Ebbene, in sede di verifica da parte degli uffici dell’amministrazione finanziaria, appellandosi al tenore lettera della norma, viene puntualmente disconosciuta la svalutazione operata in bilancio ed acquisita ai fini fiscali, eccependo che non si ha idonea documentazione per provare che il valore di mercato del mese di dicembre (ultimo mese dell’esercizio) sia quello utilizzato per valutare il magazzino. Va detto che nel settore del commercio al dettaglio la vendita è comprovata dallo scontrino fiscale (oggi “documento commerciale di vendita”) dove non compare con precisione il tipo di capo venduto, mentre nel settore della produzione o della vendita all’ingrosso, ove le cessioni sono documentate da fattura, spesso le vendite sono effettuate a stock e non necessariamente vengono fatte a dicembre, ben potendo essere effettuare ad esempio a novembre o a gennaio dell’anno successivo.

Va altresì sottolineato che l’obsolescenza del magazzino di taluni settori (soprattutto quelli soggetti al fattore moda) è ben (ri)conosciuto dall’AF: gli studi di settore fino a ieri hanno richiesto l’indicazione della percentuale di vendite a stock e la stratificazione per anno della composizione delle rimanenze di magazzino. Elementi che prendono spunto dalla Circolare n. 110/F del 21 maggio 1993 e dalla Circolare n. 121/E dell’8 giugno 2000. Anche gli ISA seppure con risultati non ben individuati prevede l’indicatore di “Decumulo delle scorte” che fornisce una misura dello smobilizzo delle giacenze di magazzino nel corso dell’anno.

La ripresa fiscale

Il rilievo che viene normalmente mosso dagli organi verificatori è la mancanza di prova circa l’effettivo valore di mercato che in base alla norma deve essere riferito all’ultimo mese dell’esercizio, ossia, nella generalità dei casi al mese di dicembre.

Come noto, nel settore delle vendite al dettaglio il mese di dicembre coincide con i regali di Natale e, dunque, i capi obsoleti non vengono certamente esposti per la vendita, mentre per le aziende di produzione del settore abbigliamento tale mese coincide con l’ultimazione delle vendite della collezione autunno-inverno e con l’inizio delle vendite della collezione primavera-estate, talché il problema della vendita dei capi di abbigliamento fuori moda in detto mese non è certamente la priorità dell’imprenditore.

Le vendite di capi obsoleti, spesso a stock, avviene in mesi precedenti o immediatamente successivi al mese di dicembre.

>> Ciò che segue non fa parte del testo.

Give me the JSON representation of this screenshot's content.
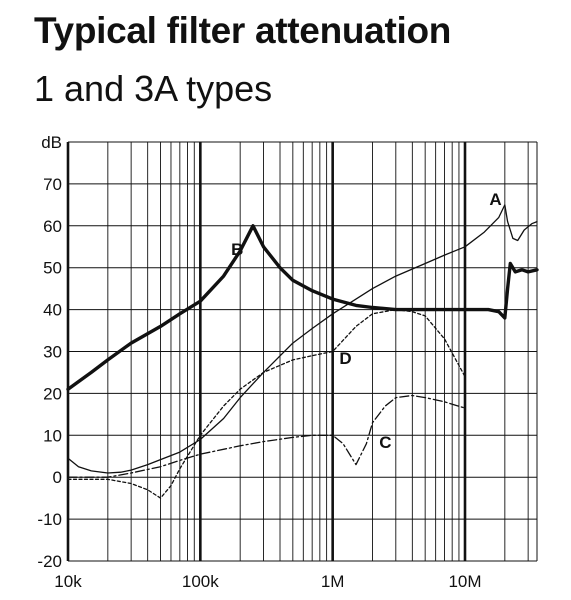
{
  "header": {
    "title": "Typical filter attenuation",
    "subtitle": "1 and 3A types"
  },
  "chart_data": {
    "type": "line",
    "title": "Typical filter attenuation",
    "subtitle": "1 and 3A types",
    "xlabel": "",
    "ylabel": "dB",
    "x_scale": "log",
    "xlim": [
      10000,
      35000000
    ],
    "ylim": [
      -20,
      80
    ],
    "x_ticks": [
      {
        "value": 10000,
        "label": "10k"
      },
      {
        "value": 100000,
        "label": "100k"
      },
      {
        "value": 1000000,
        "label": "1M"
      },
      {
        "value": 10000000,
        "label": "10M"
      }
    ],
    "y_ticks": [
      {
        "value": 80,
        "label": "dB"
      },
      {
        "value": 70,
        "label": "70"
      },
      {
        "value": 60,
        "label": "60"
      },
      {
        "value": 50,
        "label": "50"
      },
      {
        "value": 40,
        "label": "40"
      },
      {
        "value": 30,
        "label": "30"
      },
      {
        "value": 20,
        "label": "20"
      },
      {
        "value": 10,
        "label": "10"
      },
      {
        "value": 0,
        "label": "0"
      },
      {
        "value": -10,
        "label": "-10"
      },
      {
        "value": -20,
        "label": "-20"
      }
    ],
    "grid": true,
    "series": [
      {
        "name": "A",
        "style": "thin-solid",
        "points": [
          [
            10000,
            4.5
          ],
          [
            12000,
            2.5
          ],
          [
            15000,
            1.5
          ],
          [
            20000,
            1
          ],
          [
            25000,
            1.2
          ],
          [
            30000,
            1.7
          ],
          [
            40000,
            3
          ],
          [
            50000,
            4.2
          ],
          [
            70000,
            6
          ],
          [
            100000,
            9
          ],
          [
            150000,
            14
          ],
          [
            200000,
            19
          ],
          [
            300000,
            25
          ],
          [
            500000,
            32
          ],
          [
            700000,
            35.5
          ],
          [
            1000000,
            39
          ],
          [
            1500000,
            42.5
          ],
          [
            2000000,
            45
          ],
          [
            3000000,
            48
          ],
          [
            5000000,
            51
          ],
          [
            7000000,
            53
          ],
          [
            10000000,
            55
          ],
          [
            14000000,
            58.5
          ],
          [
            18000000,
            62
          ],
          [
            20000000,
            65
          ],
          [
            21000000,
            61
          ],
          [
            23000000,
            57
          ],
          [
            25000000,
            56.5
          ],
          [
            28000000,
            59
          ],
          [
            32000000,
            60.5
          ],
          [
            35000000,
            61
          ]
        ]
      },
      {
        "name": "B",
        "style": "thick-solid",
        "points": [
          [
            10000,
            21
          ],
          [
            15000,
            25
          ],
          [
            20000,
            28
          ],
          [
            30000,
            32
          ],
          [
            50000,
            36
          ],
          [
            70000,
            39
          ],
          [
            100000,
            42
          ],
          [
            150000,
            48
          ],
          [
            200000,
            54
          ],
          [
            250000,
            60
          ],
          [
            300000,
            55
          ],
          [
            400000,
            50
          ],
          [
            500000,
            47
          ],
          [
            700000,
            44.5
          ],
          [
            1000000,
            42.5
          ],
          [
            1500000,
            41
          ],
          [
            2000000,
            40.5
          ],
          [
            3000000,
            40
          ],
          [
            5000000,
            40
          ],
          [
            10000000,
            40
          ],
          [
            15000000,
            40
          ],
          [
            18000000,
            39.5
          ],
          [
            20000000,
            38
          ],
          [
            21000000,
            45
          ],
          [
            22000000,
            51
          ],
          [
            24000000,
            49
          ],
          [
            27000000,
            49.5
          ],
          [
            30000000,
            49
          ],
          [
            35000000,
            49.5
          ]
        ]
      },
      {
        "name": "C",
        "style": "dash-dot",
        "points": [
          [
            10000,
            0
          ],
          [
            15000,
            0
          ],
          [
            20000,
            0
          ],
          [
            30000,
            1
          ],
          [
            50000,
            2.5
          ],
          [
            70000,
            4
          ],
          [
            100000,
            5.5
          ],
          [
            200000,
            7.5
          ],
          [
            300000,
            8.5
          ],
          [
            500000,
            9.5
          ],
          [
            700000,
            10
          ],
          [
            1000000,
            10
          ],
          [
            1200000,
            8
          ],
          [
            1500000,
            3
          ],
          [
            1800000,
            8
          ],
          [
            2000000,
            13
          ],
          [
            2500000,
            17
          ],
          [
            3000000,
            19
          ],
          [
            4000000,
            19.5
          ],
          [
            5000000,
            19
          ],
          [
            7000000,
            18
          ],
          [
            10000000,
            16.5
          ]
        ]
      },
      {
        "name": "D",
        "style": "dashed",
        "points": [
          [
            10000,
            -0.5
          ],
          [
            20000,
            -0.5
          ],
          [
            30000,
            -1.5
          ],
          [
            40000,
            -3
          ],
          [
            50000,
            -5
          ],
          [
            60000,
            -2
          ],
          [
            70000,
            2
          ],
          [
            100000,
            10
          ],
          [
            150000,
            17
          ],
          [
            200000,
            21
          ],
          [
            300000,
            25
          ],
          [
            500000,
            28
          ],
          [
            700000,
            29
          ],
          [
            1000000,
            30
          ],
          [
            1500000,
            36
          ],
          [
            2000000,
            39
          ],
          [
            3000000,
            40
          ],
          [
            4000000,
            39.5
          ],
          [
            5000000,
            38.5
          ],
          [
            7000000,
            33
          ],
          [
            10000000,
            24
          ]
        ]
      }
    ],
    "annotations": [
      {
        "series": "A",
        "text": "A",
        "x": 17000000,
        "y": 65
      },
      {
        "series": "B",
        "text": "B",
        "x": 190000,
        "y": 53
      },
      {
        "series": "C",
        "text": "C",
        "x": 2500000,
        "y": 7
      },
      {
        "series": "D",
        "text": "D",
        "x": 1250000,
        "y": 27
      }
    ]
  }
}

Ebbene, l’interpretazione letterale della norma pedissequamente applicata, in questi casi vanifica completamente la ratio della disposizione. È del tutto illogico disconoscere come riferimento utile per la valorizzazione del magazzino il prezzo di vendita di una rilevante cessione a stock degli ultimi giorni di novembre o dei primi giorni di gennaio. Senza considerare che in taluni casi i prodotti in rimanenza (soprattutto tessuto e accessori) vengono addirittura conferiti a prezzo zero agli smaltitori. Ciò detto, è evidente che l’accertamento di maggior valore consente di portare a casa da parte dell’Ufficio solo la sanzione e gli interessi poiché la maggiore imposta accertata deve poi essere restituita al contribuente posto che, ai sensi dell’art. 110 del Tuir, le maggiori rimanenze finali di magazzino di un esercizio divengono maggiori esistenze iniziali nell’esercizio successivo.

Sarebbe cosa buona e giusta allora che la norma fiscale si adeguasse al principio contabile che richiede una valutazione del magazzino basata sulla sostanza definita in conformità al valore di periodo. È bene al riguardo ricordare che nella valutazione delle rimanenze di bilancio non si applica il principio della derivazione rafforzata (contabilità=fisco) poiché l’articolo 83 del Tuir dispone “valgono, anche in deroga alle disposizioni dei successivi articoli della presente sezione, i criteri di qualificazione, imputazione temporale e classificazione in bilancio previsti dai rispettivi principi contabili…”, e non si estende alle valutazioni.  Nel frattempo, concentrale le vendite che comprovano il minor valore della merce nel mese di dicembre.